It’s been roughly 3 weeks since the release of GPT-4. In the world of AI that means I’m already late to the party, but with extra time this week I thought I’d finally start playing around with it to see what it can do. People have already started leveraging the power of GPT-4 to create impressive projects, like @ammaar who used GPT-4 and other AI tools like MidJourney to create a 3D game in Javascript from scratch and @mortenjust who made and published an iOS app by prompting GPT-4.
Since I spend a considerable time browsing and reading interesting – mostly tech related – articles on the internet, I’ve long been interested in making my own knowledge management solution for the many pages I bookmark. So I thought this would be a perfect little project to play around with GPT-4 to see what it’s capable of, and to catch a glimpse of what software engineering might look like not too far from now. For this experiment, I wanted to create a Chrome extension that would allow users to run semantic Q&A on the contents of their bookmarks. I have built a Chrome extension before , so I thought my familiarity with it would help me assess GPT’s code.

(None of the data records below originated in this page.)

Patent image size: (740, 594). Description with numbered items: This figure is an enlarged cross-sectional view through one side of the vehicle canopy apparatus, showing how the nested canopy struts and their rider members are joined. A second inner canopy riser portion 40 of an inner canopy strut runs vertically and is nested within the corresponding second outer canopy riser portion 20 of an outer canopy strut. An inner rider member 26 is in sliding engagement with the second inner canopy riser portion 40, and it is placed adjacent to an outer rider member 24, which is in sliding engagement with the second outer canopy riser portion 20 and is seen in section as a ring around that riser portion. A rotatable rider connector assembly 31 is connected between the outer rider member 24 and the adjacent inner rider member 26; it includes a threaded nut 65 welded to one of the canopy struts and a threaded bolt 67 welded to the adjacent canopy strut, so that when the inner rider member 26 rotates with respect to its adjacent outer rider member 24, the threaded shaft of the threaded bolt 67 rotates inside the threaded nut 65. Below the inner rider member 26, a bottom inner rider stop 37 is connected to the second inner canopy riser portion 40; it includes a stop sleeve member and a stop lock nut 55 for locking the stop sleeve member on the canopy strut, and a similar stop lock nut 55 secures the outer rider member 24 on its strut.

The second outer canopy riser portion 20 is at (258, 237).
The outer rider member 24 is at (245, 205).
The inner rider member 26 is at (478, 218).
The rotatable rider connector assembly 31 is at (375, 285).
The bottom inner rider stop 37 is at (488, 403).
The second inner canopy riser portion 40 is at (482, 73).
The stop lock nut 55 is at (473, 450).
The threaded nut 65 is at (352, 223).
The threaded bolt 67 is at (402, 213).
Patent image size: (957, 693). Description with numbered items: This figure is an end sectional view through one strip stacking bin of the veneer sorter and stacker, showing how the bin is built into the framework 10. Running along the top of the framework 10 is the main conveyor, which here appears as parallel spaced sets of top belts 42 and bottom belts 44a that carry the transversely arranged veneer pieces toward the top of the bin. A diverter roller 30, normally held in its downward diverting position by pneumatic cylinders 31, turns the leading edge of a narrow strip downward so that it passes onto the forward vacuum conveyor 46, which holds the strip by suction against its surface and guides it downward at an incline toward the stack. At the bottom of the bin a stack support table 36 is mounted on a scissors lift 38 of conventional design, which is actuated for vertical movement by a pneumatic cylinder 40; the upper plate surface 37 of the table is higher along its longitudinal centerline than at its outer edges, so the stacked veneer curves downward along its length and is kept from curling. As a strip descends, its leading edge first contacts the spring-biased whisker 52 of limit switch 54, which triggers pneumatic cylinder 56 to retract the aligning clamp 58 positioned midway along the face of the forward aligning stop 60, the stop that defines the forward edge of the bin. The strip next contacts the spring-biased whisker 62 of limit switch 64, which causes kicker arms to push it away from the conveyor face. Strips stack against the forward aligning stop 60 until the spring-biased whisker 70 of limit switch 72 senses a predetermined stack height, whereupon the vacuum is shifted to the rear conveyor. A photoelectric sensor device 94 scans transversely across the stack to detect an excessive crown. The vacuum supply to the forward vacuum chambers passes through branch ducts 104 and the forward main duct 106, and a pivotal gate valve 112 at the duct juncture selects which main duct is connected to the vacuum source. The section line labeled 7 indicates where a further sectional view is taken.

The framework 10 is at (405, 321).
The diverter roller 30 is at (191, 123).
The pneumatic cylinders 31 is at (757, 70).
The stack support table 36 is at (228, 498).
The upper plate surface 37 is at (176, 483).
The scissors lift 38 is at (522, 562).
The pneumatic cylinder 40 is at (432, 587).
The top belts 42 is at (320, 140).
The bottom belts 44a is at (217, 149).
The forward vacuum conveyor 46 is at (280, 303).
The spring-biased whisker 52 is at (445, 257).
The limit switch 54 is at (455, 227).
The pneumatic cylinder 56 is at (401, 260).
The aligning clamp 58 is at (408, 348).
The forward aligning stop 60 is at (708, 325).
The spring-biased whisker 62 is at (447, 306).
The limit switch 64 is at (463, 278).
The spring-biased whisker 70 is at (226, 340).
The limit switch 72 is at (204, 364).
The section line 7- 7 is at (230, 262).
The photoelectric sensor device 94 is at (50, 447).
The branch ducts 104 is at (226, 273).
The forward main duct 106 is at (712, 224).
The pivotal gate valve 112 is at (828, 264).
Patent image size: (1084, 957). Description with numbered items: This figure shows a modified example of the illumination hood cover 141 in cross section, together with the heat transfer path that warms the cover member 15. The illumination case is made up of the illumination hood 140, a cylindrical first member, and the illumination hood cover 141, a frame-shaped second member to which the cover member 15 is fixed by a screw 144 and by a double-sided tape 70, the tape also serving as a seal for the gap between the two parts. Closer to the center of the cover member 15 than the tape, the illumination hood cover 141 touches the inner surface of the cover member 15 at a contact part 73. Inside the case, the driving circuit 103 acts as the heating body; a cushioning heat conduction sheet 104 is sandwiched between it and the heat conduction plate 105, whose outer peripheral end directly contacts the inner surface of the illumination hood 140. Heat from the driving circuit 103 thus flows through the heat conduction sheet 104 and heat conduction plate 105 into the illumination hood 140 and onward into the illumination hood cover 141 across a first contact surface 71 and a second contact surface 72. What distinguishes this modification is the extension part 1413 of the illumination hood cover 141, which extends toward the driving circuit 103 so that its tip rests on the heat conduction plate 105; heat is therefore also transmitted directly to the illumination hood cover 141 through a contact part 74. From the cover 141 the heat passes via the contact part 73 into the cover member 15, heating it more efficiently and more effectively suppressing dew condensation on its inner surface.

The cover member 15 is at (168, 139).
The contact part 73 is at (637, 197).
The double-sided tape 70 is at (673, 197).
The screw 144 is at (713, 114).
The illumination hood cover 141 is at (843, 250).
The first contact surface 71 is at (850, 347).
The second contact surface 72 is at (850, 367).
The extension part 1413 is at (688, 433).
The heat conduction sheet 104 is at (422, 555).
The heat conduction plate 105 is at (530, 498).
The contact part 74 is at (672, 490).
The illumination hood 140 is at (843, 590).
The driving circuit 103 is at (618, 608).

I don’t have ChatGPT Plus – so I used Bing Chat instead, since it was recently confirmed to be running on GPT-4
anyway. In the beginning, I asked the model to show me the code for a simple Chrome extension that when the extension logo was clicked, would open a html page that lists all of user’s bookmarks on Chrome. After a few nudges (for example, asking it to open the html page on a new tab instead of in a popup), it correctly output the code for the Javascript and HTML files as well as the manifest.json
file, and within minutes I had a very simple extension working:
Unfortunately, my browser crashed and I lost the history of the chat for this part, but it’s not particularly interesting (by GPT standards, anyway). That said, even as someone who came in with high expectations having already what GPT can do, the feeling of describing what you want to build at a high level and have the generated code work seamlessly is nothing short of a magical experience.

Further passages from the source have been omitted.